Resenha - Convergente

SINOPSE
A sociedade baseada em facções, na qual Tris Prior acreditara um dia, desmoronou – destruída pela violência e por disputas de poder, marcada pela perda e pela traição. Portanto, diante da chance de explorar o mundo além dos limites que ela conhecia, Tris não hesita. Talvez, assim, ela e Tobias possam ter uma vida simples e nova juntos, livre de mentiras complicadas, lealdades suspeitas e memórias dolorosas.
No entanto, a nova realidade de Tris torna-se ainda mais alarmante do que aquela deixada para trás. Antigas descobertas rapidamente perdem o sentido. Novas verdades explosivas transformam os corações daqueles que ela ama.
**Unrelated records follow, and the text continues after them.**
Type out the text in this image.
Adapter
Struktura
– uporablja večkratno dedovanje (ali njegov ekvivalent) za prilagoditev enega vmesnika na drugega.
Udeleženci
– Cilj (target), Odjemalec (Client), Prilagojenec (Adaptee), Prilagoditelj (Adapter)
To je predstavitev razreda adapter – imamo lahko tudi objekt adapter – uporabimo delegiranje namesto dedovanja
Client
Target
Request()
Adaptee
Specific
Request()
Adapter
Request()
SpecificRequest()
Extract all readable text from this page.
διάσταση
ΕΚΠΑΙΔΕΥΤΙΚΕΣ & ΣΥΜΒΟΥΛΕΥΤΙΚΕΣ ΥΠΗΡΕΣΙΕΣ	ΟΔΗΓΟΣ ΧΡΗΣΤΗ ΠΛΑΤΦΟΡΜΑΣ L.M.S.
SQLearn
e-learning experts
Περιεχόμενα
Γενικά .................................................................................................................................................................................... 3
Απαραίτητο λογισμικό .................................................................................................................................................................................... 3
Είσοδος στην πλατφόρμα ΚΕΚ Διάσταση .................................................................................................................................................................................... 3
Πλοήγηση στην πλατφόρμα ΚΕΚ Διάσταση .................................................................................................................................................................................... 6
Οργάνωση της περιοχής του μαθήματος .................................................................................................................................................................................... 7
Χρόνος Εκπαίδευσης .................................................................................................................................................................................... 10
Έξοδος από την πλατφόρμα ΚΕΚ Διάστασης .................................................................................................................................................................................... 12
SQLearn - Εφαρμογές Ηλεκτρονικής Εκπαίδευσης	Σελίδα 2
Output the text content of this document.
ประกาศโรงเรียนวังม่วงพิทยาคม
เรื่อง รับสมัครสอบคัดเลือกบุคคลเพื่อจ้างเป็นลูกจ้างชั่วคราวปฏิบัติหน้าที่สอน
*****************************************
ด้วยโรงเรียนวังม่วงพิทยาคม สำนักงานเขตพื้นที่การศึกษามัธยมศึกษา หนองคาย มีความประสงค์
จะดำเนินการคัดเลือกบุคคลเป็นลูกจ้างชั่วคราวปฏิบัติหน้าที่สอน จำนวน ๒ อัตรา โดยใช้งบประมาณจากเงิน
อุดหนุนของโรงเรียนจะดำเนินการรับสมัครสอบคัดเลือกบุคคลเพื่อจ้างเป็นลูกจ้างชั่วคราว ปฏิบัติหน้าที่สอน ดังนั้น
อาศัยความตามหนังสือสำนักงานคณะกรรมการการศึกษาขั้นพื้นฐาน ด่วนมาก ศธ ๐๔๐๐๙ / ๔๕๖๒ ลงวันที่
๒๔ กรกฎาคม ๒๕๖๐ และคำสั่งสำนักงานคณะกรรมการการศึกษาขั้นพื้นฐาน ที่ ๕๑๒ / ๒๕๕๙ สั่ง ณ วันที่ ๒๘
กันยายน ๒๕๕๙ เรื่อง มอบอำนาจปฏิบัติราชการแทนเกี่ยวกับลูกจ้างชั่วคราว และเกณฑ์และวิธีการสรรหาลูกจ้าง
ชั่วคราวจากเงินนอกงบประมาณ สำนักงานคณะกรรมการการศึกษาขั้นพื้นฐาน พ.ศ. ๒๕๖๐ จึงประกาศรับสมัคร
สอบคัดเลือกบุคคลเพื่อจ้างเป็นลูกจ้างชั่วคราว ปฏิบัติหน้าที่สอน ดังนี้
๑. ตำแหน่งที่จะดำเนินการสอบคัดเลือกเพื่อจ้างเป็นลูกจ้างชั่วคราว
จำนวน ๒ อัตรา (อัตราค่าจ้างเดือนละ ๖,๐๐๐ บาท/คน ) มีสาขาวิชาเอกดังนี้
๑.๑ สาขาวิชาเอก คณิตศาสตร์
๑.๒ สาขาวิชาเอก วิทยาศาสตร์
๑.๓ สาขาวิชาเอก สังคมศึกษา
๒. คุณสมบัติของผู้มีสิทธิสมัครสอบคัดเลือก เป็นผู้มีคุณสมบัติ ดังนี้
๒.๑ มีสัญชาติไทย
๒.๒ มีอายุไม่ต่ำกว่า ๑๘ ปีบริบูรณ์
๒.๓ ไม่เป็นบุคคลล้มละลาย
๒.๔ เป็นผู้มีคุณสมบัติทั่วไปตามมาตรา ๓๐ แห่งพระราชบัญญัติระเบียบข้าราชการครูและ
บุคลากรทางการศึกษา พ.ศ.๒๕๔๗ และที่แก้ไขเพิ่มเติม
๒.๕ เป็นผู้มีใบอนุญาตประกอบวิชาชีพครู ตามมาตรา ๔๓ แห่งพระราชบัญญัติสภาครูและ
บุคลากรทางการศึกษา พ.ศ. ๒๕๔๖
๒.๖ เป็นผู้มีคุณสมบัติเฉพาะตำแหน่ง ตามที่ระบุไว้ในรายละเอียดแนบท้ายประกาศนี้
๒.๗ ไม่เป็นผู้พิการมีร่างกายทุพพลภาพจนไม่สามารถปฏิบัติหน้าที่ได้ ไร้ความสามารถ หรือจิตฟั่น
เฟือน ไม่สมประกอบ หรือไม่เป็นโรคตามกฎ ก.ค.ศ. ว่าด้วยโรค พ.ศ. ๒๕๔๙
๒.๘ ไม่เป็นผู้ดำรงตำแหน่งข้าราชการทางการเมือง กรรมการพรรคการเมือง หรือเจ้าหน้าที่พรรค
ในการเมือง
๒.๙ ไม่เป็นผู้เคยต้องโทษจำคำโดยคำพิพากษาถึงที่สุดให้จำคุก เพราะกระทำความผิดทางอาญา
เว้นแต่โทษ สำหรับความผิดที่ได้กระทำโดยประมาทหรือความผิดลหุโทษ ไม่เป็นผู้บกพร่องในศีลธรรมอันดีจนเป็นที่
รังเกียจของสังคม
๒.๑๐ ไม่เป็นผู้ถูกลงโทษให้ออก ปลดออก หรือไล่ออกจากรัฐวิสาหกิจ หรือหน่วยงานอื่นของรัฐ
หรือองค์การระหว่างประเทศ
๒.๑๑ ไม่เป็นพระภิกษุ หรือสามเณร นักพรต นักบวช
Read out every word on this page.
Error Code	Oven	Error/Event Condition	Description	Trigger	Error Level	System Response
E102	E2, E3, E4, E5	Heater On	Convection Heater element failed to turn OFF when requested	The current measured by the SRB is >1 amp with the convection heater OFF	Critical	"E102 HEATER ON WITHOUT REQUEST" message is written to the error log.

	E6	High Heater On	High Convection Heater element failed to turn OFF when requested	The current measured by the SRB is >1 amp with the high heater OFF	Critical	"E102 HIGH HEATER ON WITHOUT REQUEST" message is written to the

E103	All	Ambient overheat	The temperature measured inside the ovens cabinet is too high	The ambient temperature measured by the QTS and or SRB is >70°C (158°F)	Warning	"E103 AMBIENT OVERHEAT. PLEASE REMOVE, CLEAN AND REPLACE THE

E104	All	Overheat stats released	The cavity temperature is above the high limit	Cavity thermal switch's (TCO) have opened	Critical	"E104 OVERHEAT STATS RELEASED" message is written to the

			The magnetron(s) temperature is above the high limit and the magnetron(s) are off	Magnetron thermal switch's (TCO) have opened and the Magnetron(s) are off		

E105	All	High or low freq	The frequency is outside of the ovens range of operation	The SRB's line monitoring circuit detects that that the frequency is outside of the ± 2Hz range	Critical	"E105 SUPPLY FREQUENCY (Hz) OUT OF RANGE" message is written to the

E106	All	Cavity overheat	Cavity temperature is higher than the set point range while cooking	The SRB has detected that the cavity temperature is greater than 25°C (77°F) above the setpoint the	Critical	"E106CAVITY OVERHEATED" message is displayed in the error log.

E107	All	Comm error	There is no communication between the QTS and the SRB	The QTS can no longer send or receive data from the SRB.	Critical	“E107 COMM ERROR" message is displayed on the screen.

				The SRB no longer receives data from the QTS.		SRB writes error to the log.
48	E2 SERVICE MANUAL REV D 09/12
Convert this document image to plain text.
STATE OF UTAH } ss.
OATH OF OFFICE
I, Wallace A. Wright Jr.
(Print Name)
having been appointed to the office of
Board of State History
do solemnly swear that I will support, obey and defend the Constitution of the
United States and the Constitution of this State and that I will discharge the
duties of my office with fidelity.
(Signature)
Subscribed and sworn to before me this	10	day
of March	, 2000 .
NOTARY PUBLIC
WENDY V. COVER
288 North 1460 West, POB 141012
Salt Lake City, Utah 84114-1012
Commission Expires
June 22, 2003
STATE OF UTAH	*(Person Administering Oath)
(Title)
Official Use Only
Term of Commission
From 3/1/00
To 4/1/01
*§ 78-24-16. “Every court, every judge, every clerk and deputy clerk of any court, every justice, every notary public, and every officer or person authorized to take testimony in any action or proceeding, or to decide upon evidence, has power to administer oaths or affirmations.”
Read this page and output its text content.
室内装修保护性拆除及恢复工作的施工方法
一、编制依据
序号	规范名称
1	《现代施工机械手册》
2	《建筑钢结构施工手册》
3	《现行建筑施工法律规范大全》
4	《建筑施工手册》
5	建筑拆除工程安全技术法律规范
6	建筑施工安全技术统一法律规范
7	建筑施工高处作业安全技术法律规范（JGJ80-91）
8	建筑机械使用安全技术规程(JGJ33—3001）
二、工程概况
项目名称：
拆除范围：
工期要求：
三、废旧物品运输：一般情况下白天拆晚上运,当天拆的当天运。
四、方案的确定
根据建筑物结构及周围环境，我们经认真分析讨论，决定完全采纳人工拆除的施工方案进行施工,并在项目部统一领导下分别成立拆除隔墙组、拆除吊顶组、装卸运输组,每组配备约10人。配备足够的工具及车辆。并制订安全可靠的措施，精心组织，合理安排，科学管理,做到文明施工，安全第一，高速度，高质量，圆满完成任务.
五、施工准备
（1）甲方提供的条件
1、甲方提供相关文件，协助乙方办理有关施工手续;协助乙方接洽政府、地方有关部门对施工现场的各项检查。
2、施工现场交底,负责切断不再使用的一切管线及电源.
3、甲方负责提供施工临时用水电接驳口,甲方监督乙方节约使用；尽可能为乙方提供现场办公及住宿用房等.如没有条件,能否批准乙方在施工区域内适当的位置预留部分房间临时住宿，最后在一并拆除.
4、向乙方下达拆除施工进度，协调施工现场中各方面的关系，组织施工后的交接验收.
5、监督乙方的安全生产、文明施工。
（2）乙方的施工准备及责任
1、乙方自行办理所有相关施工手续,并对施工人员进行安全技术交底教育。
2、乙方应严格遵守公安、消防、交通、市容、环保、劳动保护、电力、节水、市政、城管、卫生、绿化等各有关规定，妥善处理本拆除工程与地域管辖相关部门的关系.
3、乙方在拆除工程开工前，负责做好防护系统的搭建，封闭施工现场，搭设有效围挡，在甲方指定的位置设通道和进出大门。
Então, mais uma vez, Tris é obrigada a compreender as complexidades da natureza humana - e a si mesma -, enquanto convergem sobre ela escolhas impossíveis que exigem coragem, fidelidade, sacrifício e amor.
Narrado sob uma emocionante perspectiva dupla, Convergente conclui de maneira poderosa a série que alcançou o primeiro lugar na lista de bestsellers do New York Times, na qual Veronica Roth revela os segredos do mundo distópico que cativou milhões de leitores com Divergente e Insurgente.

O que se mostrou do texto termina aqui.